The MegaTangram online tangram game
MegaTangram is an online puzzle game with nearly 1950 puzzles to solve. By clicking on the button on the top right hand of the screen you can create your own tangram puzzle and also save it in your ejectamenta account (provided you are first logged on). The shapes can be moved by clicking and dragging the pieces across the board, if you click and drag on the edge of the piece the piece roates. If you click on the edge of the piece they rotate by 45 degree except in the case of the parallelogram piece which flips over (see previous discussion on its chriality or handedness). The game has an “edge align” feature for the shape edges that helps with accurate alignment when the game is in this mode the cursor changes to crosshairs and shapes pause when they align with the edges of other shapes. To change between align and non-align mode click anywhere without moving, the cursor will change from the crosshair to a hand pointer and you can move the piece anywhere you want.
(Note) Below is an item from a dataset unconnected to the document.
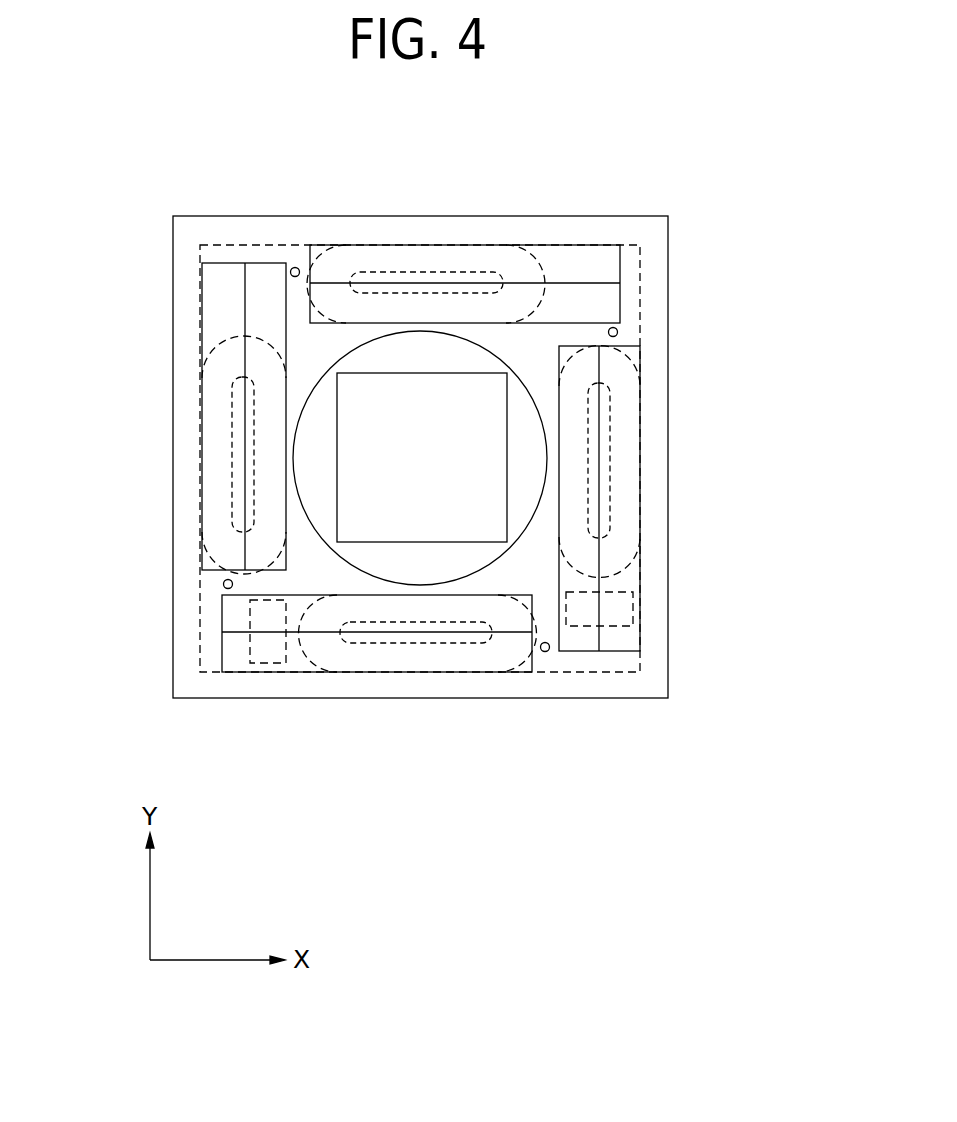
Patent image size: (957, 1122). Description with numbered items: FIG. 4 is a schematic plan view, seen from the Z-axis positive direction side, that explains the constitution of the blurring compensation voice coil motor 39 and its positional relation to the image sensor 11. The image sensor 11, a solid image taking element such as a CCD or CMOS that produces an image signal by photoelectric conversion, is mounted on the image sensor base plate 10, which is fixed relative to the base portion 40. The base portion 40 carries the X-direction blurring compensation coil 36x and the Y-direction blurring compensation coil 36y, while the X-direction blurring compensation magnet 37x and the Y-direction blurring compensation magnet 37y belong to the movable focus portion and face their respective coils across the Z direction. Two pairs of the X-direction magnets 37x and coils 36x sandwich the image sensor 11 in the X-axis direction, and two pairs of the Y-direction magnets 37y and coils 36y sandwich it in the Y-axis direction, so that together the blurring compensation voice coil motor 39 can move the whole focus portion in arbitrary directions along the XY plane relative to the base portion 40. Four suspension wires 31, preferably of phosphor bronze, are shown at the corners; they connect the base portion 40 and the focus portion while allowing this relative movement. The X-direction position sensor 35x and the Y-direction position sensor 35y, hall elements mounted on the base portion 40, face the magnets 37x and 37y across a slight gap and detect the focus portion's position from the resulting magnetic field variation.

You can also zoom in or out, move the canvas or make the game fullscreen if you find that game play is a bit tight. Once a puzzle is solved it is saved in the user home page and also shows at the top of the tangram puzzle screen. If you click on any of these solved tangrams (or choose the Create Puzzle Landscape menu option) you are taken to a page in which you can add your completed tangrams to an image, colour them and build a landscape picture (an example is shown below).
(Introduction from ‘the fashionable chinese puzzle’, Goodrich and Co. pub. 1818)
Farewell both to Chess and Backgammon! farewell too,
My earliest favourite, the Fox and the Geese!
At which, long before I could write, read, or spell too,
I’ve spent many hours of pastime and peace.
Now for squares and for rectangles, emblems of Science,
And for forms emblematical – none knows of what;
Like Fuseli’s dreams, bidding language defiance,
You can’t tell what they are – no, nor what they are not.
But nor Poet, nor Painter, though giving free scope to
The visions of fancy, when fancy is warm,
Let them do all they can, yet they never could hope to
Surpass the queer figures your Puzzles can form.
Each Beauty, with finger so fair and so taper,
Replaces each section again and again;
Then poutingly turns from the toy to the paper,
Half angry to find that her toil is in vain.
The Geometrician sagaciously chooses
By rule and by reason each piece he lays down;
But still now and then his sage labour he loses,
While he strives to look wiser by dint of a frown.
But He* most of all, holds in due estimation
Your puzzle so peerless, who, harass’d with care,
Has recourse to its aid as a mere recreation,
Which attracts all his thoughts, and which drives off despair.
There are moments in which reading is no relaxation;
When music’s enchantments wake only a sigh;
When all the bright beauties which bloom in creation,
Flash in vain on the fancy, and charm not the eye:
There are hours, in short, when one’s flagg’d spirits sinking
In that kind of employment alone can find ease,
Which so rivets our thoughts we scarce know we are thinking,
And in such moody moments your puzzle can please.
* This ingenious contrivance has for some time past been the favourite amusement of the Ex-Emperor Napolean, who, being now in a debilitated state, and living very retired, passes many hours a day in thus exercising his patience and ingenuity.